The founder of a student finance website acquired by JPMorgan Chase for $175mn has been charged with fraud by US authorities who allege she falsified user numbers as part of the sale.
Frank founder Charlie Javice, 31, was arrested in New Jersey late on Monday evening and charged with conspiracy to commit bank and wire fraud as well as securities fraud by US prosecutors in Manhattan. The entrepreneur also faces a civil suit from the Securities and Exchange Commission.
The charges come three months after JPMorgan sued Javice, accusing her of massively overestimating the number of users Frank had before the 2021 acquisition. Javice herself stood to make $45mn from the sale of the company she founded in 2016, prosecutors said.
US authorities allege that Javice represented to JPMorgan that Frank had 4.25mn customers when in fact it had only 300,000. The company helped college students apply for financial aid for their education.
Lawyers for Javice did not immediately respond to requests for comment. In a countersuit against JPMorgan, Javice has denied the bank’s allegations of falsifying accounts. JPMorgan declined to comment on the charges.
The indictment, filed on Tuesday in US District Court, quoted an exchange between a software engineer at Frank and Javice in 2021, following a video meeting in which prosecutors claim the defendant asked for “an artificial, synthetic data set” of users to be produced.
The employee allegedly stated: “I don’t want to do anything illegal,” to which Javice allegedly responded: “We don’t want to end up in orange jumpsuits.”

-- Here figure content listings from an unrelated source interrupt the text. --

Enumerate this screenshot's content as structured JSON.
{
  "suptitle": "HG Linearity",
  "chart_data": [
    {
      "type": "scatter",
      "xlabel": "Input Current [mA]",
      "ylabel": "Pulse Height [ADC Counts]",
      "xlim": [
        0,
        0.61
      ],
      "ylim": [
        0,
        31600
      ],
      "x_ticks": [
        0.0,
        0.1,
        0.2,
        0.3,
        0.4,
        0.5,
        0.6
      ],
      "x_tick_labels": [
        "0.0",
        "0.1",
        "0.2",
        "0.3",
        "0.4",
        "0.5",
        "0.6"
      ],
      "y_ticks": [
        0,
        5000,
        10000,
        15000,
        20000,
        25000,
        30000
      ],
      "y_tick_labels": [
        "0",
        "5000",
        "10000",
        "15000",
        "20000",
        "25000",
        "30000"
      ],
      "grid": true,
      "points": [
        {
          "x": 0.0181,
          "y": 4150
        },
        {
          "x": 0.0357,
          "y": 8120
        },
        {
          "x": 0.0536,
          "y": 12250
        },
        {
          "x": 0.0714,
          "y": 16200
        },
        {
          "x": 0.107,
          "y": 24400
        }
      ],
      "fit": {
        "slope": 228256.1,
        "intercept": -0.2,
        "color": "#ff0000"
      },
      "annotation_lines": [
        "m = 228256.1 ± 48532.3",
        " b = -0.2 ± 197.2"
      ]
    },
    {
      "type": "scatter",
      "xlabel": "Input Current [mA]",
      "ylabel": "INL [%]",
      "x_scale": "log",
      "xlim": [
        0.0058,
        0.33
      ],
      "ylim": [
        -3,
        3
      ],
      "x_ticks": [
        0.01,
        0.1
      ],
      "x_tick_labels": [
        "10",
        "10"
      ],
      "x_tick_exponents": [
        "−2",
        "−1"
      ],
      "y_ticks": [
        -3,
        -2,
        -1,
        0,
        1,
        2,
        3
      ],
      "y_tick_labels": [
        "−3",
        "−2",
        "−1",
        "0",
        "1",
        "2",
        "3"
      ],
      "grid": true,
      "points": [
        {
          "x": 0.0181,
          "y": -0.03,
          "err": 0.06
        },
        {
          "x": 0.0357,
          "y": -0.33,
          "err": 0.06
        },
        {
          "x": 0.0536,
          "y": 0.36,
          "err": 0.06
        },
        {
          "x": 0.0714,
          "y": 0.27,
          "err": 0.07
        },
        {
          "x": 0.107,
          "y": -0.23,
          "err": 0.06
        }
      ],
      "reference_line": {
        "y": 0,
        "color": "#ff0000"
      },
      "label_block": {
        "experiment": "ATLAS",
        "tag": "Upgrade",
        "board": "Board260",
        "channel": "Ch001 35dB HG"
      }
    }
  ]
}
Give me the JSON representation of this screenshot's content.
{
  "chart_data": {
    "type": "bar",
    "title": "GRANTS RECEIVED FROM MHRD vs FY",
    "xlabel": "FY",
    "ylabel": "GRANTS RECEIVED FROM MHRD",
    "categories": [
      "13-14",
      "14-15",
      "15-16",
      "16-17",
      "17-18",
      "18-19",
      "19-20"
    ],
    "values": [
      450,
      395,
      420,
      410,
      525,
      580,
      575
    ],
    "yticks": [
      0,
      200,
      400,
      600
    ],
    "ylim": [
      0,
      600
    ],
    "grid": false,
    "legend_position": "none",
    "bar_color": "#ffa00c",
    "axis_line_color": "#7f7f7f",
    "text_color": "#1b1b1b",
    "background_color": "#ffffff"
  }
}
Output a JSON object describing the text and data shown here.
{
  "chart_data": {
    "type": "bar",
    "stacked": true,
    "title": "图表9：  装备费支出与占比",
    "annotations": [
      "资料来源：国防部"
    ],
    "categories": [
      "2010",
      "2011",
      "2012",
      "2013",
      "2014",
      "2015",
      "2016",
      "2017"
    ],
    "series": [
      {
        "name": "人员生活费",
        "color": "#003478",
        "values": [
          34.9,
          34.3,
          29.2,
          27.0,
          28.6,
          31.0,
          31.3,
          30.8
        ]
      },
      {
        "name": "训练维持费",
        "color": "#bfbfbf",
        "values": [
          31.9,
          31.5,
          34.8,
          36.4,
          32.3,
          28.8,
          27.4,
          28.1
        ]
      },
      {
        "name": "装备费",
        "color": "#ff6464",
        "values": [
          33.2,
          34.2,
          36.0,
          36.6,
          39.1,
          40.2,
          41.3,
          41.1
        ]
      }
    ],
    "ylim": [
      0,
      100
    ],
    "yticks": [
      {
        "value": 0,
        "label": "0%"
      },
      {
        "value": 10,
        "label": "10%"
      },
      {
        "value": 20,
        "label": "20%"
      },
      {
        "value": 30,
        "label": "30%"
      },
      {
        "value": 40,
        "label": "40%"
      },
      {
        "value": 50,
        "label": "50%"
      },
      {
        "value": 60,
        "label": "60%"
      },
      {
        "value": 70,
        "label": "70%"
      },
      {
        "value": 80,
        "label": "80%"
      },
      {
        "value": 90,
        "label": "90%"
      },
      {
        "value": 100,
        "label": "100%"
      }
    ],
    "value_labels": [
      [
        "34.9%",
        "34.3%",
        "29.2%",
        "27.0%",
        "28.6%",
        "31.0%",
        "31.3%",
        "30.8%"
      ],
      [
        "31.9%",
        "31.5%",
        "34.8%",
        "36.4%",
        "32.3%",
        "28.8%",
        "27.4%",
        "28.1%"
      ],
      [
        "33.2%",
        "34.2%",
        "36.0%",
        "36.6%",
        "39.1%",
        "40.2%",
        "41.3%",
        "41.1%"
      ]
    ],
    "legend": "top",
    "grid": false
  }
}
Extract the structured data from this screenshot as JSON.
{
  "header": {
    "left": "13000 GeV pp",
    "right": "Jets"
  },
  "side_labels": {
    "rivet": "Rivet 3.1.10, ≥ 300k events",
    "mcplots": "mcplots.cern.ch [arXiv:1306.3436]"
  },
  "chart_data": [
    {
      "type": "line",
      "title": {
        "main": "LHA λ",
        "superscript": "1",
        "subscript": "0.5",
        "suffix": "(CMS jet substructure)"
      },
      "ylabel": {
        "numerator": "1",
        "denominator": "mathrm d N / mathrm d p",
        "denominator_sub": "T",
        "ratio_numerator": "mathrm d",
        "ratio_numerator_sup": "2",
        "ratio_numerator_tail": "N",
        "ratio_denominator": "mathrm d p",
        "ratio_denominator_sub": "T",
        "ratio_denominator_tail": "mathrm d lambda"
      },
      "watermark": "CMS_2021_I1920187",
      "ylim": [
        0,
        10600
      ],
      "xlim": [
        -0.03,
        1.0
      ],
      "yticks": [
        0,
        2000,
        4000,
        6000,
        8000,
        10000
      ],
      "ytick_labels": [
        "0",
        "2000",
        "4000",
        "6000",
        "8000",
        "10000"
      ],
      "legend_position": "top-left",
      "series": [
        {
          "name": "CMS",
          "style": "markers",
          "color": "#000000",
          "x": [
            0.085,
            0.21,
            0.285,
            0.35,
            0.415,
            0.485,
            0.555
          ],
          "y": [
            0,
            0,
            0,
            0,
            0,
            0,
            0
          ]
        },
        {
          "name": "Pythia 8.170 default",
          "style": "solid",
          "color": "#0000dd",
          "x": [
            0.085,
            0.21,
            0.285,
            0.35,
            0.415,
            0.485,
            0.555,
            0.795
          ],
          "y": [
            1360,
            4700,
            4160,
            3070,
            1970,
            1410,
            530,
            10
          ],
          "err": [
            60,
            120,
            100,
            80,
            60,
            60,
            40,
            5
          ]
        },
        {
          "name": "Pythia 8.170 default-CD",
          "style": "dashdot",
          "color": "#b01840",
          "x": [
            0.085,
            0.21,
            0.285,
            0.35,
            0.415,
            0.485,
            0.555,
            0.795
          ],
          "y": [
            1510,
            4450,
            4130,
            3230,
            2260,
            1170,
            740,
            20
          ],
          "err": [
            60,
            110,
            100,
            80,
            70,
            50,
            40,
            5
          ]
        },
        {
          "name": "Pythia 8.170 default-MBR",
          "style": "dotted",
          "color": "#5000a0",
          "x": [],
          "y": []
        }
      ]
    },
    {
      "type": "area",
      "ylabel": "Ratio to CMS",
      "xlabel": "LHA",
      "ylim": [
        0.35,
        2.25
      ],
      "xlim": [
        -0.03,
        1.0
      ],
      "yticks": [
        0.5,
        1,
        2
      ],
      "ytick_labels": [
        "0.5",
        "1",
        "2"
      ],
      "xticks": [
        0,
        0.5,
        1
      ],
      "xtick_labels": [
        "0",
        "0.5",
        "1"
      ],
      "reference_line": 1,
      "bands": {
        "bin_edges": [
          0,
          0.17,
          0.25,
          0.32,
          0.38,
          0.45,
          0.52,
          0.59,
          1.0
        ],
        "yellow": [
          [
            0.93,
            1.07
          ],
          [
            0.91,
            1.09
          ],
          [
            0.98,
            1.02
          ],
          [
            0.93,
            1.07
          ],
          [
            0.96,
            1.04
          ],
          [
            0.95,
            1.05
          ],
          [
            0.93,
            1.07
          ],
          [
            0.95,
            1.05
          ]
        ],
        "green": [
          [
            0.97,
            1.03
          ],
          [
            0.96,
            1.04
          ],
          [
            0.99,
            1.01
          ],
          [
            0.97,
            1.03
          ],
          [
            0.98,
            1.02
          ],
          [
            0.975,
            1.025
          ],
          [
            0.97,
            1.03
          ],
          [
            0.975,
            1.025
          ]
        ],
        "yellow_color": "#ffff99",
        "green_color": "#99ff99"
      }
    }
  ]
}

“Javice engaged in a brazen scheme to defraud JPMC,” said the US attorney for the Southern District of New York, Damian Williams. “She lied directly to JPMC and fabricated data to support those lies.
“Rather than help students, we allege that Ms Javice engaged in an old-school fraud: she lied about Frank’s success in helping millions of students navigate the college financial aid process by making up data to support her claims, and then used that fake information to induce JPMC to enter into a $175mn transaction,” said Gurbir Grewal, director of the SEC’s division of enforcement, in a statement.
If found guilty of the four criminal charges, Javice could face a combined maximum sentence of 110 years in prison. The SEC is seeking civil penalties against Javice and to permanently prohibit her from serving as an officer or director of a public company.